P Bar Farms is named for Travis Payne, Kim’s father. “We used to farm traditionally here. We were farming and her dad got sick. I kind of lost my love to farm, so I began praying that God would give me something to put the fun back into farming,” Loren shared.
It was just two weeks later that God delivered a sign that would change the course for P Bar Farm. “I read in a Progressive Farmer magazine about a guy doing a corn maze in Nashville, Tenn. We found out that the first Annual Corn Maze Convention was only two or three weeks after that,” he said. “So, we drove to Salt Lake City for the first convention, and that’s how we got started.”
Loren and Kim admit they knew nothing about corn mazes, but they learned plenty during the convention. “The Convention was actually part of a franchise company that was looking to add farms. We joined, and for the fee they gave us all the secrets and designs for the maze and everything,” Loren explained.
After a few years, the Liebschers opted out of the franchise. “We felt like we knew what we were doing by then,” Kim said.
The first P Bar Farms corn maze was grown and cut in 2001, but then 9/11 happened. The uncertainty that plagued the country made its way to Hydro, and it wasn’t a given that the corn maze adventure would even get out of the gate. “We thought that was going to be the end. We had hoped that if we got 1,000 people to come during that first season, at $5 a person, we’d be doing well. A $5,000 addition to your income is pretty good for a farmer,” Loren said. “That first year we wound up having close to 5,000, even with 9/11. We had one customer explain it to us. She said, ‘I’ve never felt so safe having my kids so lost, but it’s a family farming operation, and nothing’s going to happen here on the farm. It has that good feeling where people feel safe and comfortable.”
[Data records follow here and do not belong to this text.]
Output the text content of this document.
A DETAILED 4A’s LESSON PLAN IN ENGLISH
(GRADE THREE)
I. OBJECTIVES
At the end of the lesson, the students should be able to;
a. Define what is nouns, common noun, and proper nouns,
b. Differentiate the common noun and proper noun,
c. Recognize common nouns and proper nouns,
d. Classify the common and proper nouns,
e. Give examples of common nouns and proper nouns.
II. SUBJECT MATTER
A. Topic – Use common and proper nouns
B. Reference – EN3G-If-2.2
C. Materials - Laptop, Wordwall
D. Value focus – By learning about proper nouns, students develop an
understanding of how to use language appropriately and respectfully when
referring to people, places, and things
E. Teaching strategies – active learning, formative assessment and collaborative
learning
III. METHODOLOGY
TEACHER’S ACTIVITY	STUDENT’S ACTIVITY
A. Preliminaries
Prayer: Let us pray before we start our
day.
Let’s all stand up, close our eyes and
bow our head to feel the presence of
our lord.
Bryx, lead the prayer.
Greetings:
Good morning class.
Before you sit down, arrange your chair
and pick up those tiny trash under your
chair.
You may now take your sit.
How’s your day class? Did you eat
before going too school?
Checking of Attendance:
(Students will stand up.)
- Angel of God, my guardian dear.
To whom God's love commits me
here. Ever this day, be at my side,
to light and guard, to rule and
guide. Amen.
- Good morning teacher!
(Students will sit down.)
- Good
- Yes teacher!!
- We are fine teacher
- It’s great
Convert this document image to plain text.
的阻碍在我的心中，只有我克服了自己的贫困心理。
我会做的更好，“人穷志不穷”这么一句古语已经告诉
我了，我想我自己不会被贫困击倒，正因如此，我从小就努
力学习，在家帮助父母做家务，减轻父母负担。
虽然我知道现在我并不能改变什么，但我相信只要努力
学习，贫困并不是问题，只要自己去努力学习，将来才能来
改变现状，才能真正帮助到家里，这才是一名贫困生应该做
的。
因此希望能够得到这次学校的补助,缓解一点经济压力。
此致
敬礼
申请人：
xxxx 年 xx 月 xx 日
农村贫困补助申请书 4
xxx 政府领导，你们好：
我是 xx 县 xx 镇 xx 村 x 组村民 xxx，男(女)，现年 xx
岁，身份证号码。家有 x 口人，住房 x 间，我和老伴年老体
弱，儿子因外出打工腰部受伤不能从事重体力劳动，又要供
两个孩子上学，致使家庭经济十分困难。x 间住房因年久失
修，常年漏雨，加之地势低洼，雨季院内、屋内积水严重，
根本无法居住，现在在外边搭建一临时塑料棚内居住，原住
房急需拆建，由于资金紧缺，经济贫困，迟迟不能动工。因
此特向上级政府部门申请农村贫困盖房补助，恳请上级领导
Kim added, “We just wanted to have something fun that was light-hearted. We didn’t anticipate being busy – we were just having fun. We thought we could do it, but if not, we don’t have anything to lose.”
With the success of the first year, the Liebschers knew they would do the corn maze again. They built a barn and added a new concession stand. They also interviewed some tough critics; teachers that came out to the farm. “We had a retired schoolteacher that worked for us, and she said if you want to get the truth to interview teachers. So, we created a survey that all the teachers filled out, and everything that came back said it was wonderful, a great concept, and a great idea,” Loren said. “But, they added they weren’t coming back until we got indoor bathrooms. That was the number one request from the teachers, so we definitely made that change.”
As the interest in the corn maze grew, P Bar Farms continued to expand. First a petting zoo was added, and then a new barn. With more requests for parties, more buildings went up. The Liebschers wanted the property to resemble an old family farm, so they purchased an old home in Hinton, Okla., and moved it in. “We wanted to use it as a bed and breakfast. That never really worked out, but we rented it for a while. Now it’s regularly booked as an Airbnb. People like to get away and get out in the country,” Kim shared.
There have been very few noticeable failures in the past two decades. The only other memorable one was a venture with a greenhouse. “With the wind in Oklahoma, that didn’t work for us. We had put asphalt in the bottom of our greenhouse, so we used that and put in a new party barn,” Loren said.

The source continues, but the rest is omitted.